Thoughts on tax status and journalism

Journalism is the messy art of connecting that which is true with that which can be understood. I’ve defined it in other ways before. However you define it though, practitioners like me tend to assume it is important. We work to maintain it.

In the past few months, I’ve taken a critical look at that assumption, that journalism matters. One way I’ve done that is thinking about the types of organizations that produce whatever it is that journalism is.

In periods of economic change, when institutions or processes or elements of culture are lost, challenging the assumption of importance matters. It’s a crucial step. Are we trying to hold on to this thing because of tradition or because something functionally has import?

Political philosophy is rich with debate over what crucial societal functions should be enshrined into government, or maintained by charitable organizations and what the free market can do best. With the economic disruption confronting how journalism is produced, this question is relevant again.

Many lessons about the future can be found by looking at how journalism was produced for 500 years. For one, gathering professionally-verified information was almost entirely produced as a tool of commercial enterprises. The profit it caused resulted in the heights of 20th century investment.

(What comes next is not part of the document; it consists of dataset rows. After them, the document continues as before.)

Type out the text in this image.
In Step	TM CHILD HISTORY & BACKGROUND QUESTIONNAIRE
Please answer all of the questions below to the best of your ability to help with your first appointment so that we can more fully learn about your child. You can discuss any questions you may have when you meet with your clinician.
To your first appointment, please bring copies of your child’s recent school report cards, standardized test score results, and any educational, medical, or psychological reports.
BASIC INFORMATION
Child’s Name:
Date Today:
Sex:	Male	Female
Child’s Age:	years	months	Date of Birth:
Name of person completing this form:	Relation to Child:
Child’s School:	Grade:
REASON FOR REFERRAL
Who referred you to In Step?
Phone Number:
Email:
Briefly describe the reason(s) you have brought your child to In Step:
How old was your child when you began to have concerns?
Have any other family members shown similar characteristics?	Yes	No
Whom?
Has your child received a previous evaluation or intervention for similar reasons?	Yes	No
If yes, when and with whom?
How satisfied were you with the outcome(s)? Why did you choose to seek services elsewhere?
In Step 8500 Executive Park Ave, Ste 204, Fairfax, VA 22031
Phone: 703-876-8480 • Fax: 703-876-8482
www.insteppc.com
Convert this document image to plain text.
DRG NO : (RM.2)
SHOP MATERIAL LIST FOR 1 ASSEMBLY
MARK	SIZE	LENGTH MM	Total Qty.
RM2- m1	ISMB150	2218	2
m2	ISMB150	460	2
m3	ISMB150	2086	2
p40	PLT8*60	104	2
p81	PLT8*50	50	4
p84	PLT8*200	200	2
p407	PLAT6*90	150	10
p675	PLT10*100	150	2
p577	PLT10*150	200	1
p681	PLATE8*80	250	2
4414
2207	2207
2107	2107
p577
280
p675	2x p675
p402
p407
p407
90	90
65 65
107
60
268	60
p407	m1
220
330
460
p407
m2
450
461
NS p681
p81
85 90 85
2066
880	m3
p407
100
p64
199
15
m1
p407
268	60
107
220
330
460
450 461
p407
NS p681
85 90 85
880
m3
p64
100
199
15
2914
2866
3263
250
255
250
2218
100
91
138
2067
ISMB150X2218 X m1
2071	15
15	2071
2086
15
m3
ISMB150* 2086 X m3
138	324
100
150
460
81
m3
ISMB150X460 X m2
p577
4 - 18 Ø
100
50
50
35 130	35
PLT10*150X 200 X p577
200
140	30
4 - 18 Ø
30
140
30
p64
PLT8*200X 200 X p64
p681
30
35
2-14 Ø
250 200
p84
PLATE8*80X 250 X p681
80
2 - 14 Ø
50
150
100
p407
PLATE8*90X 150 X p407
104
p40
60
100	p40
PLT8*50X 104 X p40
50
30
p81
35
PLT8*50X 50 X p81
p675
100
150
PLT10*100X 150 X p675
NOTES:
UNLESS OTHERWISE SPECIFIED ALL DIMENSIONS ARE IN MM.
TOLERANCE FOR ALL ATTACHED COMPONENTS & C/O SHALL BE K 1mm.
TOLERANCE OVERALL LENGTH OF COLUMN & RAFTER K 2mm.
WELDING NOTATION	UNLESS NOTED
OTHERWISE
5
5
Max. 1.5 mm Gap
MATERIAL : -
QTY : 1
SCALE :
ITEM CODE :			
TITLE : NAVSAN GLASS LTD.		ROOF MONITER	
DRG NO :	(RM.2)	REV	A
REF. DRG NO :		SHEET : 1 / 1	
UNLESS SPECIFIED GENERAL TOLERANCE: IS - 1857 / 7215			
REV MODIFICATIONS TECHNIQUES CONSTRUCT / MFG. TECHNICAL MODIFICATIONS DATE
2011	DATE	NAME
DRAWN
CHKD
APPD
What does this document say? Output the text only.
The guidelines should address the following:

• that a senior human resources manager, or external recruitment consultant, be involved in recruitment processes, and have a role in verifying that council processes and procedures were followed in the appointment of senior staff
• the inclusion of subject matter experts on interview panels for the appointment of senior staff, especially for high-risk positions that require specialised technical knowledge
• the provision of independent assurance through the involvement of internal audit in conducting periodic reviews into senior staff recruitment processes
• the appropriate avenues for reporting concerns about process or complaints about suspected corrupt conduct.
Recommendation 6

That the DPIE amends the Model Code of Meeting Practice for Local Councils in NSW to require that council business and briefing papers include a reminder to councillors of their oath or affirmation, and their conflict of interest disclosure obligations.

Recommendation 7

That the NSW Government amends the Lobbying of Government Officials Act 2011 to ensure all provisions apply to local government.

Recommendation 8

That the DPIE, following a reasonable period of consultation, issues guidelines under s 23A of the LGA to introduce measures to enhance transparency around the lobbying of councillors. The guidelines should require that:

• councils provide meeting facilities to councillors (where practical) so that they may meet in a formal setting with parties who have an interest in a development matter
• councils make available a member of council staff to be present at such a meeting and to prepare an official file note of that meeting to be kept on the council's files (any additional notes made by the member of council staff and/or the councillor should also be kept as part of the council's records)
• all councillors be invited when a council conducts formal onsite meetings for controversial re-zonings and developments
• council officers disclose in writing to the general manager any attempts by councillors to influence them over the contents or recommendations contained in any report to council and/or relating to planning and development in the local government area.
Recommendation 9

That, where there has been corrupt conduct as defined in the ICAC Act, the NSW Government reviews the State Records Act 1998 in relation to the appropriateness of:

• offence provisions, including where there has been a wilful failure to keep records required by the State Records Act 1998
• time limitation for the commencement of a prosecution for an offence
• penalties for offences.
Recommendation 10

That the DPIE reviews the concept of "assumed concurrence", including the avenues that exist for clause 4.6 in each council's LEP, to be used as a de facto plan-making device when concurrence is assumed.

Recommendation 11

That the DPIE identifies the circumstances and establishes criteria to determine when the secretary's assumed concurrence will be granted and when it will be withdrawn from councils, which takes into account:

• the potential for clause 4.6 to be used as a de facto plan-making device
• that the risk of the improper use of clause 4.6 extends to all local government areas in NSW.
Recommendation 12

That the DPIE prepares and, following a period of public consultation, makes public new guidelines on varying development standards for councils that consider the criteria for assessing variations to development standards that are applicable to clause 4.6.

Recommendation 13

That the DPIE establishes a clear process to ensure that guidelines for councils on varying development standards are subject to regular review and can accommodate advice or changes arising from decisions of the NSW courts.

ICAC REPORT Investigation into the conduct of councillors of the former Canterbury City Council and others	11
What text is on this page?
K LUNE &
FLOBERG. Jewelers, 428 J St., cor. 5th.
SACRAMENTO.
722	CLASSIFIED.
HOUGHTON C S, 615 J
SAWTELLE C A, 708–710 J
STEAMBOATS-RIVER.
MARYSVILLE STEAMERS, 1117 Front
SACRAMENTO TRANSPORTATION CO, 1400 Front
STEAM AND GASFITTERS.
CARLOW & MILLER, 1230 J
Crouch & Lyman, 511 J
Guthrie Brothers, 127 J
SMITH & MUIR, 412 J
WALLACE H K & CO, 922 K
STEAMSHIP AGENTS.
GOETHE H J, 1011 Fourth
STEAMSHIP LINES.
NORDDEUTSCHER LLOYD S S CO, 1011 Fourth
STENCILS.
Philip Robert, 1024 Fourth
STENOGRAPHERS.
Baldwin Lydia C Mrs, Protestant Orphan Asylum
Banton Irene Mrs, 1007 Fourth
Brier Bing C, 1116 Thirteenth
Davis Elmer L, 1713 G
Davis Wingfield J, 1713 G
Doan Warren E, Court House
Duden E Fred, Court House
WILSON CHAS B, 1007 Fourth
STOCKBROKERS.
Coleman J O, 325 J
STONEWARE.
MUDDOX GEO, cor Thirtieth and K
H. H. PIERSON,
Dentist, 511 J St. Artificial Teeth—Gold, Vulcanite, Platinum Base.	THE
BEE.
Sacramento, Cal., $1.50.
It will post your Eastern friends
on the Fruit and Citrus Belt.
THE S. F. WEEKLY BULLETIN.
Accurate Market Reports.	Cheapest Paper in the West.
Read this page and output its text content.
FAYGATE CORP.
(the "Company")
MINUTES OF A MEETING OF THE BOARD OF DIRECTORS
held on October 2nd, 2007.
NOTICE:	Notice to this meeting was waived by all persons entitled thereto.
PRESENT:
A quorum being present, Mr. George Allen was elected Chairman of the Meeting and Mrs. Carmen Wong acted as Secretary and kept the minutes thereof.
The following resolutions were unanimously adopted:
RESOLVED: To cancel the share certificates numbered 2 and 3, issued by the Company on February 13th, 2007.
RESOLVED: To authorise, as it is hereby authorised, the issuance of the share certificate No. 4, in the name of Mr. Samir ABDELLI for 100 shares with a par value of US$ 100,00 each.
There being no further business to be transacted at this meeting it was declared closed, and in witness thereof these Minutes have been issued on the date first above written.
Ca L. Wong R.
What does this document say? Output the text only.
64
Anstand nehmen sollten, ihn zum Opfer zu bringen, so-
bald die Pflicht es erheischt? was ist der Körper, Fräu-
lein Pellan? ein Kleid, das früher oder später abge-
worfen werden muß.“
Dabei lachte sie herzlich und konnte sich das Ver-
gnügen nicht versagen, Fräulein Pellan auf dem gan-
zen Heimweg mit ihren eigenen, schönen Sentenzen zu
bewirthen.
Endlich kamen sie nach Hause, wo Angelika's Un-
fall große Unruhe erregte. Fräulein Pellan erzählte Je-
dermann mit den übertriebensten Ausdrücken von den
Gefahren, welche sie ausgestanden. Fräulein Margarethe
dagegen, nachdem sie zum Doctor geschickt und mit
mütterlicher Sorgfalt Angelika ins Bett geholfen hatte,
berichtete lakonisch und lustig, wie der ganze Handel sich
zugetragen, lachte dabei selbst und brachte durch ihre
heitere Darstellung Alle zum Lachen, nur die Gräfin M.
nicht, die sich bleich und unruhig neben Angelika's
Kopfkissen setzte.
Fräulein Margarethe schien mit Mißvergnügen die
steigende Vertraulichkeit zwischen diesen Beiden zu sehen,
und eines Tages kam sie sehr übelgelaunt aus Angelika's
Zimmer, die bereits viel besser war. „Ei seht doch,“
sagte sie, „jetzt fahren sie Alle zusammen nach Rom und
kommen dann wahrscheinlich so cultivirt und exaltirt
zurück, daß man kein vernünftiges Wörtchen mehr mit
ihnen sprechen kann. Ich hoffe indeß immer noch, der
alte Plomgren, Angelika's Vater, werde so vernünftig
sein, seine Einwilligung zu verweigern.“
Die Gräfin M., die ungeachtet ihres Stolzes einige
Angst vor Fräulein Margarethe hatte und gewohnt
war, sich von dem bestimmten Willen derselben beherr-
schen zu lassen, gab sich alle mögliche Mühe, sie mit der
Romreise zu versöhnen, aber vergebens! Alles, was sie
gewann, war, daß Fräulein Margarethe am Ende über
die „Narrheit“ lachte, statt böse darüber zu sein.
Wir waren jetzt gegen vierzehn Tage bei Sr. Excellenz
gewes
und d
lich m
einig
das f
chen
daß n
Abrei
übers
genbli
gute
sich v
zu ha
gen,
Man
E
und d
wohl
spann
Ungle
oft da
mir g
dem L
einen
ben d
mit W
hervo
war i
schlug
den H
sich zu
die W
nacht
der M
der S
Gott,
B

The nonprofit tax status exists because we believe there are social goods that the market won’t sustain and our government won’t perform. Yes, nonprofit is a tax status, not a business model, though that tax status both psychologically and legally allows organizations to tap into charitable dollars differently than for profits.

Some nonprofits perform crucial social services (soup kitchens, advocacy groups for underrepresented groups) and some are for the preservation of a piece of culture (the ballet, heritage groups).

Because journalism is rightly considered today as a societal good that is at risk, we’re witnessing the rise of nonprofit journalism. Mostly I think that’s very exciting. But I’m nervous about the rush to characterize acts of journalism entirely in this nonprofit status.

I do think there are pieces of what we expect from a journalism community that are crucial social services. It’s in this sense that some nonprofit journalism organizations might very much look like journalism strategy brought to political watchdogs or advocacy groups. I do also think it’s quite inevitable that there are elements of local newspapers in particular that civic patricians will clamor to maintain that will look like cultural preservation.

Nonprofit journalism is best suited to fill the deepest gaps today’s economic shock is leaving behind. But I think the need for professionally-verified information is too widespread to be addressed by a tax status that was established to fill gaps the market can’t. I believe those who care about the preservation of journalism should want examples of testing whether customer models can support vibrant community journalism.

We need nonprofit journalism. We also want examples in which journalism is deployed by profit-making ventures. It’s one major reason why Technically Media remains a for profit.

Journalism is a strategy that can solve business goals and exist in a market niche. I can’t quite figure why it wouldn’t. It was an effective strategy for at least half a millennia. The only thing that stopped it was that the entirety of the trade was captured by a single business model, which was taken entirely by new platforms.